With regard to procedure-related complication, the incidence of perforation was 4.3% (3/69). These cases were managed endoscopically using endoclips and no additional surgery was required. Two patients had pneumothorax and subcutaneous emphysema, and another two had only subcutaneous emphysema. Majority of these gas-related complications occurred in the air insufflation group, while subcutaneous emphysema occurred only in one patient with CO2 insufflation. CO2 insufflation is safe, quick absorption, decrease intraprocedural, postprocedural pain and recovery time,18 and it can also reduce the risk of mediastinal emphysema and air embolization. Endoscopic CO2 insufflation has been recommend as a routine tool in another similar endoscopic technique, POEM procedure,19 and it also should be routinely used in the ESTD procedure. There was no delayed bleeding in any patient as we coagulated all the potential bleeding areas in the submucosal tunnel before closing the tunnel entry.
Overall, ESTD was effective and safe for the management of upper GI SMTs. Complete resection of tumors without local recurrence were observed in our patients. It has several advantages over other treatment modalities. First of all, through the submucosal tunnel, SMTs can be dissected and resected under direct endoscopic vision, and bleeding spot can be detected immediately and managed successfully by hemostasis. Second of all, it has been reported ESD could resulted in a perforation rate from 6.1% to 15% for treating lesions originating from the MP layers of upper GI tract,4,20,21 which may carry the potential risk of digestive tract leakage and secondary infection. But ESTD procedure allows that the mucosa layer above the SMTs is not resected, thereby maintaining the integrity of the GI tract mucosa. Finally, the entry to the submucosal tunnel can be easily closed with several clips.

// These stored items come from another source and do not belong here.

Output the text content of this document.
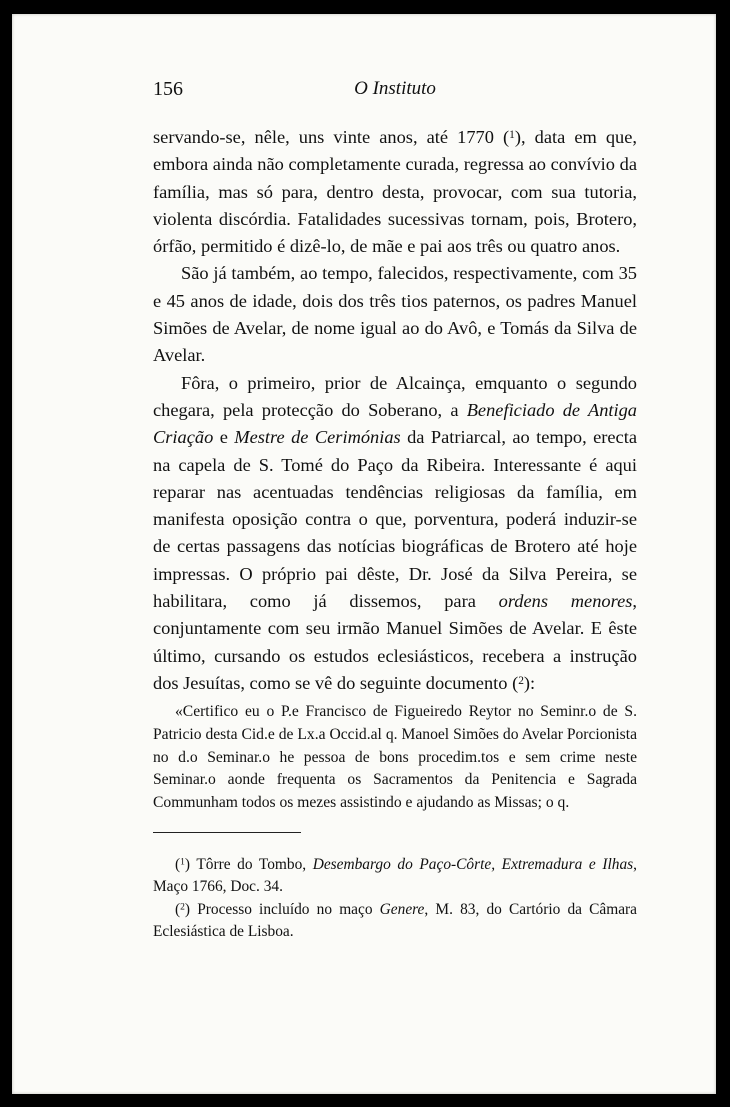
156	O Instituto

servando-se, nêle, uns vinte anos, até 1770 ($^1$), data em que, embora ainda não completamente curada, regressa ao convívio da família, mas só para, dentro desta, provocar, com sua tutoria, violenta discórdia. Fatalidades sucessivas tornam, pois, Brotero, órfão, permitido é dizê-lo, de mãe e pai aos três ou quatro anos.

São já também, ao tempo, falecidos, respectivamente, com 35 e 45 anos de idade, dois dos três tios paternos, os padres Manuel Simões de Avelar, de nome igual ao do Avô, e Tomás da Silva de Avelar.

Fôra, o primeiro, prior de Alcainça, emquanto o segundo chegara, pela protecção do Soberano, a Beneficiado de Antiga Criação e Mestre de Cerimónias da Patriarcal, ao tempo, erecta na capela de S. Tomé do Paço da Ribeira. Interessante é aqui reparar nas acentuadas tendências religiosas da família, em manifesta oposição contra o que, porventura, poderá induzir-se de certas passagens das notícias biográficas de Brotero até hoje impressas. O próprio pai dêste, Dr. José da Silva Pereira, se habilitara, como já dissemos, para ordens menores, conjuntamente com seu irmão Manuel Simões de Avelar. E êste último, cursando os estudos eclesiásticos, recebera a instrução dos Jesuítas, como se vê do seguinte documento ($^2$):

«Certifico eu o P.e Francisco de Figueiredo Reytor no Seminr.o de S. Patricio desta Cid.e de Lx.a Occid.al q. Manoel Simões do Avelar Porcionista no d.o Seminar.o he pessoa de bons procedim.tos e sem crime neste Seminar.o aonde frequenta os Sacramentos da Penitencia e Sagrada Communham todos os mezes assistindo e ajudando as Missas; o q.

($^1$) Tôrre do Tombo, Desembargo do Paço-Côrte, Extremadura e Ilhas, Maço 1766, Doc. 34.

($^2$) Processo incluído no maço Genere, M. 83, do Cartório da Câmara Eclesiástica de Lisboa.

We acknowledged that our study has several limitations. Firstly, it is nonrandomized design and do not involved large number of cases due to relative low incidence of SMTs. Secondly, our follow-up length was short; hence, we cannot comment on long-term efficacy. Thirdly, all procedures in this series were performed by a single endoscopist in a single-center, so a selection bias might be present and the results may not be generalizable.
In conclusion, our study demonstrated the feasibility and safety of ESTD in the treatment of upper GI SMTs originating from the MP layer. Further large-scale comparative studies with other methods should be conducted to determine widespread application of this technique.
We acknowledge the support of grants from the National Natural Science Foundation of China (number: 81101610), Scientific Research Projects of Guangdong Province (number: 2013B021800311) and Medical Research Foundation of Guangdong Province (number: WSTJJ201111014209219211976091 3465X).
CONFLICTS OF INTEREST
No potential conflict of interest relevant to this article was reported.